Biel/Solothurn: Fragile Beziehung Mensch-Natur

Daniel Andres Oper «Derborence» nach dem gleichnamigen Roman von Charles Ferdinand Ramuz

Im «Theater-Orchester Biel Solothurn» TOBS fand kürzlich die Uraufführung der Oper «Derborence» statt. Das Libretto nach dem Roman des Schweizer Autors Charles Ferdinand  Ramuz und die Vertonung wurden vom Bieler Komponisten Daniel Andres geschaffen. Die Oper fokussiert auf die wichtigen Momente des Romans und unterlegt sie mit einer Tonsprache, die dem archaischen Charakter und der Emotionalität des Inhalts entsprechen.

Von André Mina

Szene aus «Derborence», hier mit Julia Deit-Ferrand und Katerina Hebelkova

Die Handlung der Oper, die einem Bergdorf und seiner alpinen Umgebung angesiedelt ist, schildert das Schicksal des Hirten Antoine, der mit anderen Hirten und dem erfahrenen Séraphin auf die Sommerweide Derborence geht. Séraphin ist der Bruder von Philomène, deren Tochter Antoine vor kurzem geheiratet hat. Philomène hatte sich dieser Heirat widersetzt, weil Antoine ein Waise ist, aber Séraphin gelang es ihr gut zuzureden. Die Hirten legen sich schlafen und während jener Nacht geht der Bergsturz nieder und begräbt sie unter Felsmassen. Im Dorf unten berichtet Justin vom Unglück, ein Hirte sei entkommen, starb aber bald. Über die andern weiss man nichts. Thérèse begreift, dass sie wohl ihren Mann verloren hat. Antoine jedoch hat überlebt. Er konnte sich mühevoll befreien.

Szene mit Samy Camps, Julia Deit-Ferrand und Chor

Als Thérèse den Schatten von Antoine sieht, glaubt sie, es sei sein untoter Geist. Die Dorfbewohner haben auch einen Fleck gesehen. Darum ist sie überzeugt, dass Antoine zurückgekehrt ist. Er realisiert erst jetzt, dass er sieben Wochen unter dem Geröll gefangen war. Er konnte sich von erreichbaren Vorräten ernähren und einsickerndes Gletscherwasser trinken. Alle denken, dass kein anderer Hirte zurückgekommen sei, Antoine jedoch sagt, er habe mit Séraphin noch nach dem Bergsturz gesprochen. Er will ihn unbedingt retten und steigt nach Derborence hoch um ihn zu suchen. Thérèse folgt ihm. Sie will ihm sagen, dass sie von ihm schwanger sei und das Kind ihn als Vater braucht.

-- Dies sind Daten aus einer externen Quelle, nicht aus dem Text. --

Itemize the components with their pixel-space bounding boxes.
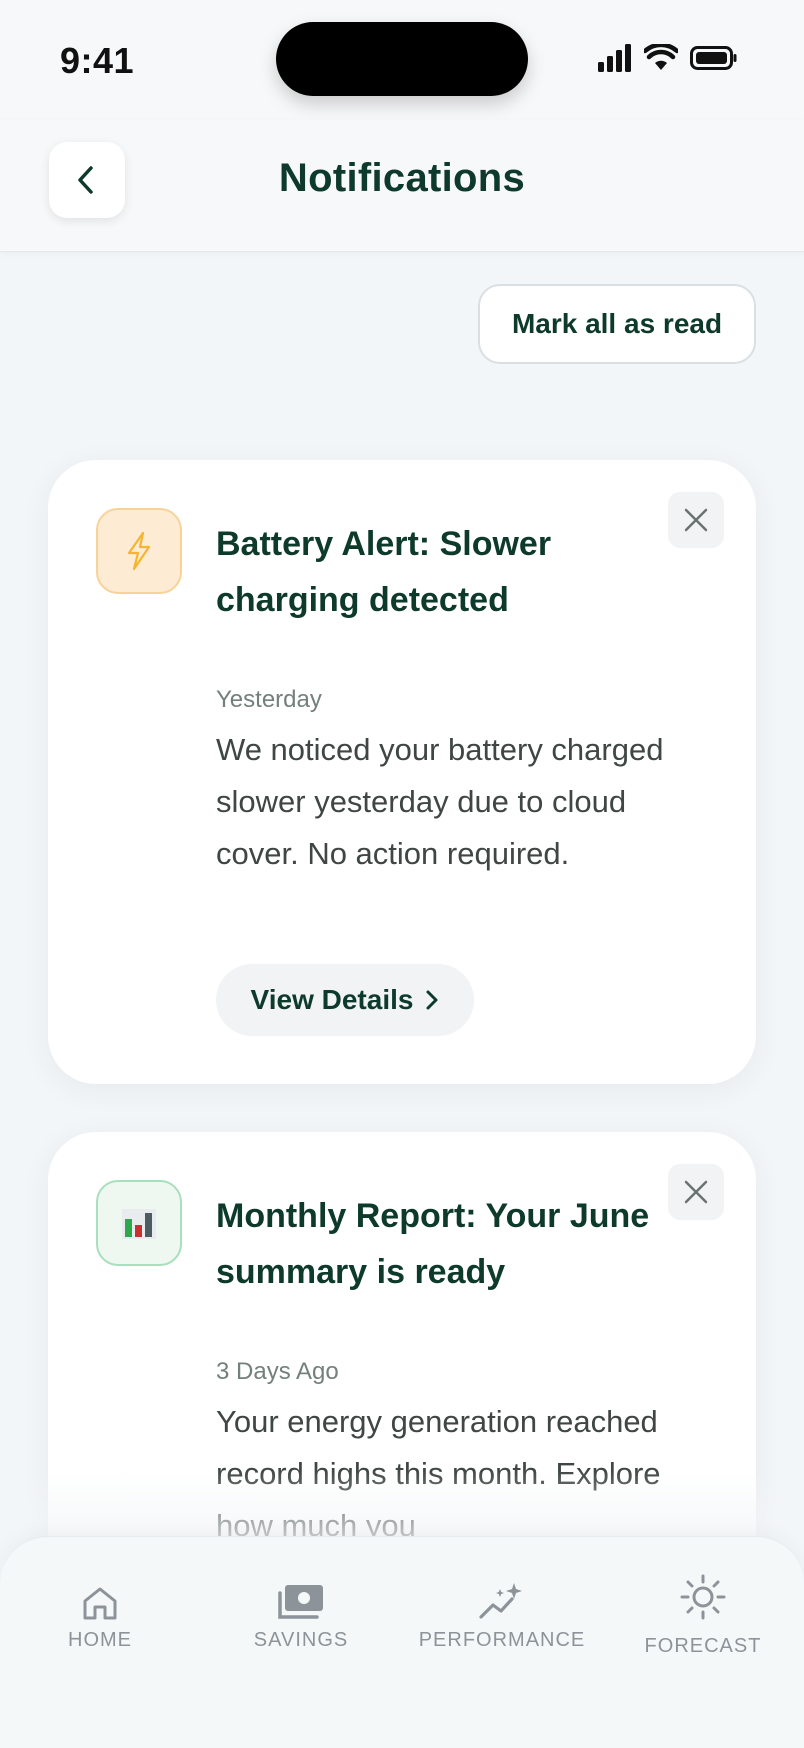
- notification-body: We noticed your battery charged slower y…: [216, 732, 664, 871]
- tab-label: PERFORMANCE: [418, 1629, 586, 1651]
- wifi-icon: [644, 44, 678, 70]
- tab-forecast[interactable]: FORECAST: [613, 1573, 793, 1658]
- bottom-tab-bar: HOME SAVINGS PERFORMANCE FORECAST: [0, 1536, 804, 1748]
- notification-title: Monthly Report: Your June summary is rea…: [216, 1197, 650, 1291]
- close-icon: [684, 508, 708, 532]
- tab-label: FORECAST: [644, 1635, 762, 1657]
- sparkle-trend-icon: [479, 1583, 522, 1619]
- notification-icon-badge: [96, 508, 182, 594]
- notification-time: 3 Days Ago: [216, 1358, 339, 1385]
- lightning-bolt-icon: [127, 531, 151, 571]
- tab-savings[interactable]: SAVINGS: [211, 1573, 391, 1652]
- notification-time: Yesterday: [216, 686, 322, 713]
- home-icon: [83, 1587, 117, 1620]
- view-details-button[interactable]: View Details: [216, 964, 474, 1036]
- tab-home[interactable]: HOME: [10, 1573, 190, 1652]
- view-details-label: View Details: [250, 984, 414, 1015]
- cash-icon: [278, 1585, 323, 1619]
- status-time: 9:41: [60, 40, 135, 81]
- status-bar: 9:41: [0, 0, 804, 120]
- cellular-signal-icon: [598, 44, 631, 72]
- dynamic-island: [276, 22, 528, 96]
- tab-label: SAVINGS: [253, 1629, 349, 1651]
- bar-chart-icon: [122, 1209, 156, 1239]
- battery-icon: [690, 46, 737, 70]
- notification-card[interactable]: Battery Alert: Slower charging detected …: [48, 460, 756, 1084]
- chevron-right-icon: [426, 990, 438, 1010]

Orchestral vielgliedrig differenziert

In der Partitur lösen sich Einzelauftritte, Paarszenen und Ensembles von Hirten und Dorfbewohnern ab. Die Mächte der Natur kommen orchestral differenziert zum musikalischen Ausdruck. Das junge Paar wird eindrücklich gesungen von Samy Camps und Julia Deit-Ferrand. Séraphin und Philomène werden von Mischa Schelomianski und Katerina Hebelkova verkörpert und ergänzen das Ensemble mit seiner insgesamt starken Bühnenpräsenz. Yannis Pouspourikas hat die musikalische Leitung inne und Dieter Kaegi verantwortet die adäquate Inszenierung, die in der Entstehungszeit des Romans, den 1930er Jahren, angesiedelt ist.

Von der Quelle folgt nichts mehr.